Coin Flipper
Flip one or many coins, inspect heads and tails counts, percentages, and streaks.
Also known as: coin toss · coin flip
seeded
Presets
Output
About this tool, tips & examples
What it does
Flip a coin online — one toss for a quick heads-or-tails decision, or up to 10,000 flips for a probability experiment. The Coin Flipper simulates a fair coin by default, lets you weight it (set the probability of heads anywhere from 0 to 1), and reports every individual result along with heads/tails counts, percentages, and streaks. Reuse a seed to reproduce an experiment exactly.
Common use cases
- Quick decisions — heads or tails, settled instantly, no coin required.
- Teaching probability — flip 10, 100, or 10,000 coins and watch the heads percentage converge toward the true probability (the law of large numbers, live).
- Weighted-coin experiments — set heads to 0.7 and compare the observed frequency against the configured bias.

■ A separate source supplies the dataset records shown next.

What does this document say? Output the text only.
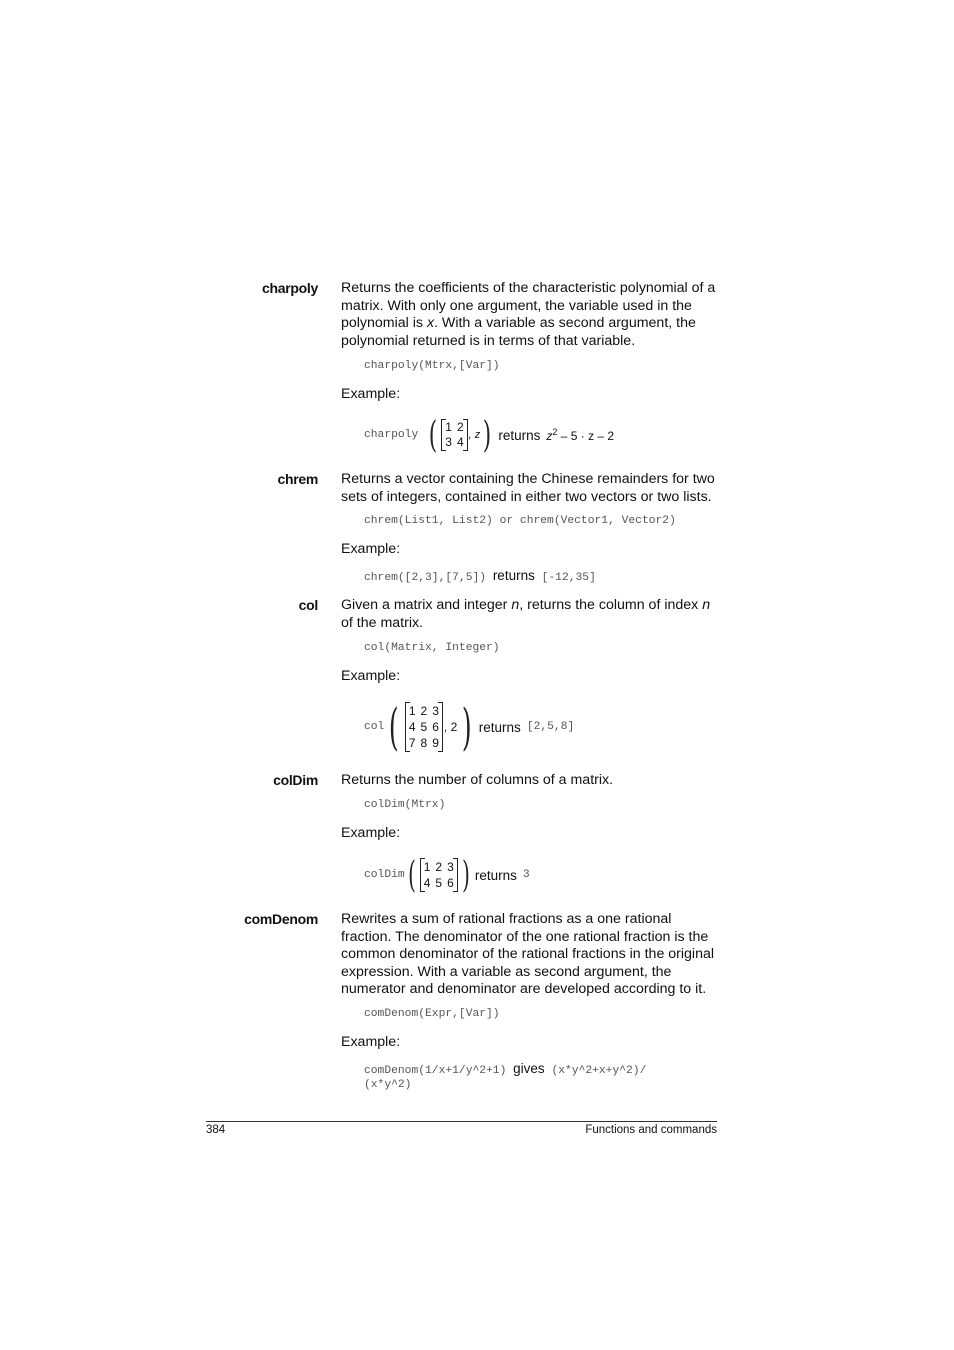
charpoly Returns the coefficients of the characteristic polynomial of a matrix. With only one argument, the variable used in the polynomial is x. With a variable as second argument, the polynomial returned is in terms of that variable.
charpoly(Mtrx,[Var])
Example:
charpoly ( 1 2
3 4 , z ) returns $z^2 - 5 \cdot z - 2$
chrem Returns a vector containing the Chinese remainders for two sets of integers, contained in either two vectors or two lists.
chrem(List1, List2) or chrem(Vector1, Vector2)
Example:
chrem([2,3],[7,5]) returns [-12,35]
col Given a matrix and integer n, returns the column of index n of the matrix.
col(Matrix, Integer)
Example:
col ( 1 2 3
4 5 6
7 8 9
, 2 ) returns [2,5,8]
colDim Returns the number of columns of a matrix.
colDim(Mtrx)
Example:
colDim ( 1 2 3
4 5 6 ) returns 3
comDenom Rewrites a sum of rational fractions as a one rational fraction. The denominator of the one rational fraction is the common denominator of the rational fractions in the original expression. With a variable as second argument, the numerator and denominator are developed according to it.
comDenom(Expr,[Var])
Example:
comDenom(1/x+1/y^2+1) gives (x*y^2+x+y^2)/
(x*y^2)
384	Functions and commands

- Simulations and testing — seeded flips make Bernoulli-trial fixtures reproducible in tests and demos.
Settings
- Flips — from a single toss up to 10,000 flips in one run.
- Heads probability — 0.5 is a fair coin; anything else is a weighted coin. At 0 or 1 the outcome is certain (useful for edge-case tests).
- Seed — leave blank for a fresh run every time, or set one to make the full sequence of flips repeatable.
Privacy note
Every flip is generated locally in your browser — results are never uploaded, logged, or stored on a server. Outcomes are simulated coin tosses, not physical ones.
FAQ
Is an online coin flip really 50/50? At the default setting, yes: each flip is an independent draw with a 0.5 probability of heads. Over a small number of flips the observed split can easily be 60/40 — that’s variance, not bias. Flip more coins and the percentage approaches 50%.
Can I flip more than one coin at a time? Yes — set the number of flips up to 10,000. The output lists every flip plus summary counts, percentages, and the longest streaks.
What does the seed do? Is a seeded flip still random? A seed makes the sequence deterministic pseudorandomness: the same seed and settings always reproduce the same flips. That’s ideal for repeatable experiments and tests, but it is not a security feature — don’t use seeded flips where the outcome must be unpredictable to others.
Can I make the coin unfair? Yes — that’s the heads-probability setting. It’s a legitimate teaching tool: compare a 0.5 coin with a 0.7 coin over 1,000 flips and the difference is obvious in the summary.